我对着台下万千荧光棒,唱的是他们写给我的歌。有粉丝问我:“哥哥,

你的歌词为什么总是那么悲伤?”我说:“因为我身上背着四条命。”他们不信,

以为我在玩梗。直到我每年都要消失三个月,分别去祖国的四个方向。有人开始跟踪我。

发现我在威海的海边跪了一夜,在大兴安岭的雪里堆了五个雪人,在珠峰脚下挖出四块墓碑,

在大理的樱花树下,对着空气说话。热搜炸了。一我出道第三年,开始有人跟踪我。

最初只是私生饭那一套,蹲酒店、跟行程、偷拍我私下见朋友。我没什么朋友可见,

所以他们蹲到的画面往往是我一个人在便利店里吃关东煮,吃完回酒店打游戏,

无聊得连他们自己都懒得发到网上。但后来不一样了。后来我每年固定消失三个月,

分别去四个方向。经纪人周姐替我挡掉所有通告,对外说我抑郁复发需要静养。

粉丝们在超话里心疼得不行,集资给我买冥想课程,还有人在我工作室门口摆鲜花,

卡片上写“哥哥要好好吃饭”。他们不知道我去了哪儿。跟踪我的人也不知道。

第一个发现不对劲的是个叫“阿鹿”的站姐,跟了我两年,拍过的图能绕公司三圈。

她后来发了一条长微博,开头第一句是:“我今天看见许听白在威海的海边跪了一夜。

”那篇博文转发八万,评论区吵成一锅粥。有人说她造谣,有人说她编故事,

还有人说她大概是拍到了许听白在拍MV,提前释放物料。阿鹿没再解释。

她只是把剩下的照片传了上来。九宫格。第一张,我跪在礁石上,面前是一片灰蓝色的海,

浪头拍过来,我的裤腿全湿了。第二张,天快黑了,我还在那儿,姿势没变过。第三张,

天彻底黑了,我面前多了一盏电子蜡烛,那种几块钱一个、用纽扣电池的劣质货。光很弱,

被海风吹得抖个不停。第四张、第五张、第六张——一直到第九张,天快亮了,我终于动了。

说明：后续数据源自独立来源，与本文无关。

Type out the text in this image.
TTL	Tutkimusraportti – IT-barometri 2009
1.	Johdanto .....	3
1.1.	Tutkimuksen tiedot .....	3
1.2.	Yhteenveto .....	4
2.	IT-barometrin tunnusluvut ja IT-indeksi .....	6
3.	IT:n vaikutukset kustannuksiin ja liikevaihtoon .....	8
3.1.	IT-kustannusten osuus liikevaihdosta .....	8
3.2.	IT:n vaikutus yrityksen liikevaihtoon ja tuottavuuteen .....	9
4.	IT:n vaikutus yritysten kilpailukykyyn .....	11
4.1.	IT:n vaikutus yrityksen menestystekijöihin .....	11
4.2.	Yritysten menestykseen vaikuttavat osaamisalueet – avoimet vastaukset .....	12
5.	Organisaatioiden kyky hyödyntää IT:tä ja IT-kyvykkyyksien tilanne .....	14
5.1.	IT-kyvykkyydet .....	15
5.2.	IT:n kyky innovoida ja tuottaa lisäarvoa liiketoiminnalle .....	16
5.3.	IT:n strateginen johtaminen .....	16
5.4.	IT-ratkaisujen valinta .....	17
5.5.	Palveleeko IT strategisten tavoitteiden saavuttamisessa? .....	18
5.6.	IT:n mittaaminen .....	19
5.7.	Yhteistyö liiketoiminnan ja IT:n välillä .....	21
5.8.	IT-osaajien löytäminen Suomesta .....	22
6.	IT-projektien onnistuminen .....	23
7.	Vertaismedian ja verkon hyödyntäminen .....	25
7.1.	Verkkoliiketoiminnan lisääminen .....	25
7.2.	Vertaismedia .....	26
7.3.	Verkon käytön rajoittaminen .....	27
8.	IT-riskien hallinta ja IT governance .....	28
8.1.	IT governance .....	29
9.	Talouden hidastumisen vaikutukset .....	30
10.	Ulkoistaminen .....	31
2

我站起来,对着海面说了几句话。太远了,阿鹿说她听不清,但看口型大概只有三个字。

不是“我爱你”。她反复辨认了很久,最后确定是——“我想你。”那篇长微博下面,

最高赞的评论是:“许听白是不是疯了?”我没疯。我只是在见一个人。

二第一次见到苏念是在青岛的栈桥旁,栈桥边上的风很大,我唱了一下午,

琴盒里躺着三块钱。两块是一对情侣扔的,他们扔完还亲了个嘴。一块是个老太太,

她扔完拍了拍我的手背,说“小伙子找份正经工作吧”。我把三块钱揣兜里,

正准备收摊去买个饭团,身后有人说话。“唱得不错,就是高音有点紧。”我回头,

看见四双眼睛齐刷刷地盯着我。打头的姑娘扎着马尾,瘦得像根竹竿,

穿一条洗得发白的碎花裙子。她冲我笑了笑,露出两颗小虎牙。“我叫苏念,”她说,

“后面那三个是我队友。我们缺个主唱,你要不要来试试?”我看看她,

又看看她身后那三个人。一个戴毛线帽的瘦高个儿,热得脸通红也不摘帽子,冲我点了点头。

一个皮肤黑黑的寸头,站在那儿像根桩子,表情淡得像白开水。

还有一个穿格子衬衫的眼镜男,斯斯文文的,怀里抱着一把吉他。“你们是乐队?

”“算……是吧。”苏念挠挠头,“还没出道,但快了。”“什么风格?”“什么风格都行。

”她说,“我们就图一乐。”我看着他们四个。他们四个也看着我。不知道为什么,

我点了点头。后来我经常想,那天要是没点头,我现在在哪儿?可能还在哪个天桥底下卖唱,

琴盒里每天躺着三块钱。可能进厂打螺丝了,手被机器轧断两根手指。可能死了,没人知道。

但我点头了。三第一次发现不对劲,是在烟台的旅馆里。那天晚上我起夜,路过卫生间,

听见里面有动静。门没关严,我顺着门缝看进去,看见陈弦趴在洗手池边上,

血从他嘴角淌下来,染红了整个池子。我推门进去。他抬头看我,嘴唇上还挂着血丝。

“没事,”他说,“正常现象。”我说你他妈这叫正常现象?他笑了一下,拿毛巾擦嘴,

动作慢条斯理的。“别告诉苏念,”他说,“她知道了又要哭。”我没告诉苏念。

但那之后我开始注意他们。苏念吃饭吃得最少,走两步路就喘。

林声打鼓打到一半会突然停住,捂着胸口缓半天。程渔那个毛线帽从来不摘,

有一天我无意间瞥见,帽子下面光溜溜的,一根头发都没有。我没问。他们不说,我就不问。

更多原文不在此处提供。